Structural Timber Assocation boss warns decisions are being made based on ’emotion and politics’
The government has not properly consulted the timber industry in drawing up its guidance for combustible materials for use in construction, one of its advisors has said.
Structural Timber Association chief executive Andrew Carpenter said that the government had failed to sufficiently consider the “facts, evidence and test results” supporting the safety of using timber in buildings.
It comes a week after it emerged that a Stirling prize-winning housing block in Cambridge designed by Feilden Clegg Bradley Studios had failed a fire safety assessment because it contained timber.
Residents of The Glass Building, part of the Accordia development which won UK architecture’s top prize in 2008, say they are facing financial ruin after what is understood to have been an EWS1 survey said the block’s timber balconies would need to be replaced because they are supported by oak beams.
The industry is currently waiting for a response from the Ministry of Housing, Communities and Local Government on a consultation on defining what is considered a combustible material.
Meanwhile, many insurers have been reluctant to sign off buildings as fire safe because of the uncertainty about what future regulations will look like.
Carpenter told Building that while he understood the importance of clarifying fire safety of materials after the Grenfell Tower fire, decisions on timber are being made on “emotion and politics”.
He added: “We need to be absolutely using facts and evidence and science in making decisions and I think there’s a lot of what I call emotional or political decisions being made. I think that’s what we’re up against at the moment.”
Carpenter, who also sits on the Construction Leadership Council’s net zero board, added that he was trying to secure meetings with politicians including London mayor Sadiq Khan “to talk them through the solutions to some of the fire issues that they perceive”.
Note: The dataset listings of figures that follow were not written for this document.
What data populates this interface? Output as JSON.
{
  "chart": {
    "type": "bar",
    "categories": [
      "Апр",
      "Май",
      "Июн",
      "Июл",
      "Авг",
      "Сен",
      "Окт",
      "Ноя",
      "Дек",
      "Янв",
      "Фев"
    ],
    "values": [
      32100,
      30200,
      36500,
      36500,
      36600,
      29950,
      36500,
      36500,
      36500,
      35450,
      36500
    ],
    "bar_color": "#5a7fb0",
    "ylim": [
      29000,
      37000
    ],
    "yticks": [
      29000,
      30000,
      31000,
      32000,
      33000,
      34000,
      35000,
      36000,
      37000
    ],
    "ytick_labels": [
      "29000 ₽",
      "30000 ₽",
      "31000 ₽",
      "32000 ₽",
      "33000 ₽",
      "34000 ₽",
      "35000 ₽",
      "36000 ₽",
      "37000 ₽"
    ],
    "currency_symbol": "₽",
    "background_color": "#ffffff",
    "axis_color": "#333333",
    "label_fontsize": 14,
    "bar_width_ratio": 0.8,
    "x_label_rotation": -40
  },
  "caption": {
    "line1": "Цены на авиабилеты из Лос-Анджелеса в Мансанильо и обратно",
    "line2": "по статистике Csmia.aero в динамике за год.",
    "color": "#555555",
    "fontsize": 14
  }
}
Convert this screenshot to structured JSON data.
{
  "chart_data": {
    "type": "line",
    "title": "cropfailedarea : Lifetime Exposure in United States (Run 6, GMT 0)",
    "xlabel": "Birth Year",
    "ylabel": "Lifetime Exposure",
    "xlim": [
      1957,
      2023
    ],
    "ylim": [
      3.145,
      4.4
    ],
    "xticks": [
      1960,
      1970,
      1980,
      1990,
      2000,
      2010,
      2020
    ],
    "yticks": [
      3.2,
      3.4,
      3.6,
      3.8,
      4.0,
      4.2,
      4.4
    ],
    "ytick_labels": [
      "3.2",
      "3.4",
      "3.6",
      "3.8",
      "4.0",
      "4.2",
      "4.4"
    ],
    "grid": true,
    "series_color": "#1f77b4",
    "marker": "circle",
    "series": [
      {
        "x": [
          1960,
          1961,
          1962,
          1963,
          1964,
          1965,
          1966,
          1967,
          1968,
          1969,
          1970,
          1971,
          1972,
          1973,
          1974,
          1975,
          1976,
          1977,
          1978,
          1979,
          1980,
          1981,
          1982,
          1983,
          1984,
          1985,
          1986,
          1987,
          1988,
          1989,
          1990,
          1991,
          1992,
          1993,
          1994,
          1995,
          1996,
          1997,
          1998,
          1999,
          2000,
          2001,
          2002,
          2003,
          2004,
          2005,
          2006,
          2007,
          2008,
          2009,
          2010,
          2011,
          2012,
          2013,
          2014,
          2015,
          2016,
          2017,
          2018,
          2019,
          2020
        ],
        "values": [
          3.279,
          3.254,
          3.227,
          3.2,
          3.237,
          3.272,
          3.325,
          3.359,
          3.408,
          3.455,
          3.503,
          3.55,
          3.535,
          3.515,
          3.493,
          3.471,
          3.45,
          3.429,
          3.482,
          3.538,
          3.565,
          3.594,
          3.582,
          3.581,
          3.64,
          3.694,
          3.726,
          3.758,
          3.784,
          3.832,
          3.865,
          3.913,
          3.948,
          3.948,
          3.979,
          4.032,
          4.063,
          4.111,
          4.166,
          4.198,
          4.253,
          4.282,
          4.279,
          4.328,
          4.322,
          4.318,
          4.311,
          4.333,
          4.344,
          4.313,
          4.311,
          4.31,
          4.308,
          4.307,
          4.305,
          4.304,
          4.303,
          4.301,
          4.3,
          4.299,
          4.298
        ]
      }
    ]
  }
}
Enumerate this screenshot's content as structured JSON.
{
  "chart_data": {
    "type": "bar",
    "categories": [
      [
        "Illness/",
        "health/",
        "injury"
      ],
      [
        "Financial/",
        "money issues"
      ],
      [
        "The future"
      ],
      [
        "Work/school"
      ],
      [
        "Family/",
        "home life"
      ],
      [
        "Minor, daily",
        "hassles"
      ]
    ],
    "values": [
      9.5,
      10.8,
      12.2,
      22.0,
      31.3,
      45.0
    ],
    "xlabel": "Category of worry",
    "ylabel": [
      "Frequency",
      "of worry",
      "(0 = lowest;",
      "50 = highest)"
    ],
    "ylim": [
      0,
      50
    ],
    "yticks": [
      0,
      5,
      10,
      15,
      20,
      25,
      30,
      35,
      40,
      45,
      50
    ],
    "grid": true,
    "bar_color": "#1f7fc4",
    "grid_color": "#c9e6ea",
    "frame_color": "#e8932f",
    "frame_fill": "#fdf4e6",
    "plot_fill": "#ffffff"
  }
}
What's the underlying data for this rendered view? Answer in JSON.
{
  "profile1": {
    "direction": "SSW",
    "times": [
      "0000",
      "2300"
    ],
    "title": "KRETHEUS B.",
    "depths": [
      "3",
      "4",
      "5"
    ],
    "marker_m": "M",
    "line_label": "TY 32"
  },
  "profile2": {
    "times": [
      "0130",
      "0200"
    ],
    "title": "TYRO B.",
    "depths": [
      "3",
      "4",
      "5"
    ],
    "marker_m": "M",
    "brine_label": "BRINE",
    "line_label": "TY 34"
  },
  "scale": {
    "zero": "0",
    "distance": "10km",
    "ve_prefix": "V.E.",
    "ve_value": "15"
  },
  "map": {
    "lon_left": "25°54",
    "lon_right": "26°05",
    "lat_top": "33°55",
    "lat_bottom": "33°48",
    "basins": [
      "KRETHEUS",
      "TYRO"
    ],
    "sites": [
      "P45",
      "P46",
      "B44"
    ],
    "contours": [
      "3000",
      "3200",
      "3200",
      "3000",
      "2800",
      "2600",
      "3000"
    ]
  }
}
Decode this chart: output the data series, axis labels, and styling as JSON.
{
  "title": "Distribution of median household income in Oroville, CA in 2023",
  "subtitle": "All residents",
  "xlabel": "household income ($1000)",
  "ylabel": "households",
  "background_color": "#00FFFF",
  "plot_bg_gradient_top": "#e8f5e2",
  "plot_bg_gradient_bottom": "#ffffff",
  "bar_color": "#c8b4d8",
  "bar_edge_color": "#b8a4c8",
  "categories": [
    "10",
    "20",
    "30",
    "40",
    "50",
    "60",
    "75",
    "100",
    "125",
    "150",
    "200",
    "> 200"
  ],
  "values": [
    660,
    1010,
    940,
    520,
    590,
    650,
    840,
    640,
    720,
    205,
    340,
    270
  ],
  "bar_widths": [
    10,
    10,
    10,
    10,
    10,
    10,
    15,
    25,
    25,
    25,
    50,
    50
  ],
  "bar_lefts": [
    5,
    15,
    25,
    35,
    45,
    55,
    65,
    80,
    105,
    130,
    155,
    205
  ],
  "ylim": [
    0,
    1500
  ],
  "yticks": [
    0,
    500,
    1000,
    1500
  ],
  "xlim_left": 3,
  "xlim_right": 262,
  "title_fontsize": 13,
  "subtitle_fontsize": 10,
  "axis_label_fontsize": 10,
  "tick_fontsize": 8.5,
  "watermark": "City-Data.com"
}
While he declined to comment on the Accordia block in Cambridge, he said it was vital to fully understand the behaviour of any construction product in relation to fire resilience and how the combination of a variety of components behave before making remediation plans.
Last week, the Confederation of Timber Industries (CTI) emailed its members asking them to persuade their MPs to join a new All-Party Parliamentary Group (APPG) representing its interests.
The letter warned that timber was at risk from lobbying from representatives of other construction products industries, which “aggressively push against sustainable construction”.
Carpenter, who sits on the CTI’s board, said that timber was the construction industry’s “silver bullet” because of its green credentials and that clients needed to be given the confidence to use it.
“The perception is that they are not meant to be using it, because I believe that some people are misinterpreting the regulations and there’s this nervousness in some quarters to use [of timber].”
The APPG had been defunct since its previous chair, Labour MP Martin Whitfield, lost his seat in the 2019 general election. The new chair is Conservative MP David Warburton, who will lead the group’s first meeting later today (Monday).